Methods: A sample of the general Canadian population ≥40 years with persistent airflow limitation was followed for up to 3 years. Participants reported whether they experienced chronic coughing, phlegm, wheezing, or dyspnea during visits at 18-month intervals. We used mixed10 effect logistic regression models (separately for each symptom) to assess overall heterogeneity in the occurrence of symptoms between individuals, and the proportion of variation in symptom burden explained by lung function versus all other clinical characteristics of participants.
Results: 548 participants (54% male, mean age 67 years) contributed 1,086 visits in total, and 82% of patients reported at least one symptom during follow-up. There was substantial heterogeneity in the individual-specific probabilities for the occurrence of symptoms. This heterogeneity was highest for dyspnea and lowest for phlegm (interquartile range of probabilities: 0.15-0.77 and <0.01-0.53, respectively). FEV1 explained 82% of the variation between individuals in the occurrence of phlegm, 26% for dyspnea, 3% for cough, and <0.1% for wheeze.
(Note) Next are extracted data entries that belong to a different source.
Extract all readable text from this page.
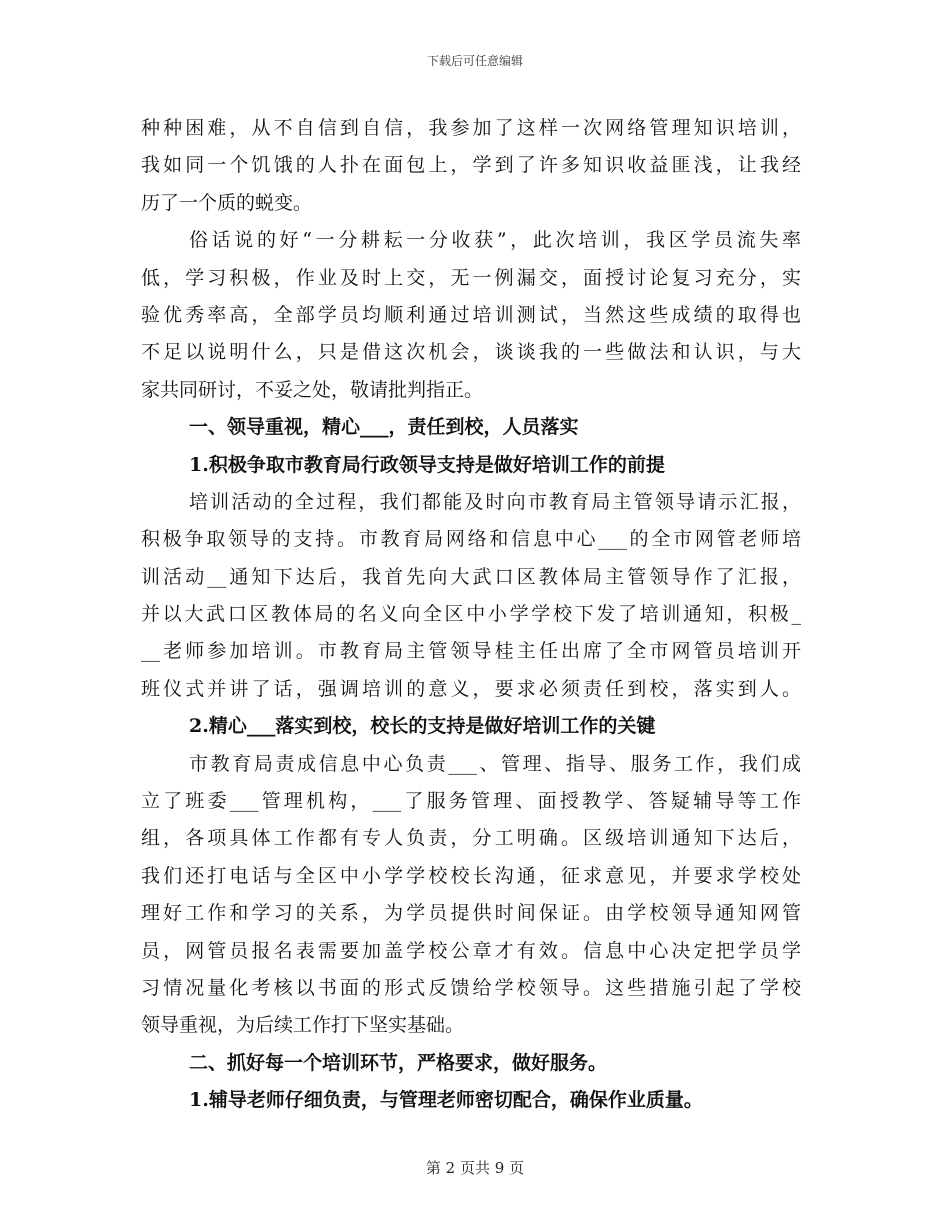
下载后可任意编辑
种种困难，从不自信到自信，我参加了这样一次网络管理知识培训，
我如同一个饥饿的人扑在面包上，学到了许多知识收益匪浅，让我经
历了一个质的蜕变。
俗话说的好“一分耕耘一分收获”，此次培训，我区学员流失率
低，学习积极，作业及时上交，无一例漏交，面授讨论复习充分，实
验优秀率高，全部学员均顺利通过培训测试，当然这些成绩的取得也
不足以说明什么，只是借这次机会，谈谈我的一些做法和认识，与大
家共同研讨，不妥之处，敬请批判指正。
一、领导重视，精心___，责任到校，人员落实
1.积极争取市教育局行政领导支持是做好培训工作的前提
培训活动的全过程，我们都能及时向市教育局主管领导请示汇报，
积极争取领导的支持。市教育局网络和信息中心___的全市网管老师培
训活动__通知下达后，我首先向大武口区教体局主管领导作了汇报，
并以大武口区教体局的名义向全区中小学学校下发了培训通知，积极_
__老师参加培训。市教育局主管领导桂主任出席了全市网管员培训开
班仪式并讲了话，强调培训的意义，要求必须责任到校，落实到人。
2.精心___落实到校，校长的支持是做好培训工作的关键
市教育局责成信息中心负责___、管理、指导、服务工作，我们成
立了班委___管理机构，___了服务管理、面授教学、答疑辅导等工作
组，各项具体工作都有专人负责，分工明确。区级培训通知下达后，
我们还打电话与全区中小学学校校长沟通，征求意见，并要求学校处
理好工作和学习的关系，为学员提供时间保证。由学校领导通知网管
员，网管员报名表需要加盖学校公章才有效。信息中心决定把学员学
习情况量化考核以书面的形式反馈给学校领导。这些措施引起了学校
领导重视，为后续工作打下坚实基础。
二、抓好每一个培训环节，严格要求，做好服务。
1.辅导老师仔细负责，与管理老师密切配合，确保作业质量。
第 2 页共 9 页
All clinical characteristics of participants (including FEV1) explained between 86% of heterogeneity in the occurrence of phlegm to <1% for wheeze.
Conclusion: There is marked heterogeneity in the burden of respiratory symptoms between COPD patients. The ability of lung function and other commonly measured clinical characteristics to explain this heterogeneity differs between symptoms.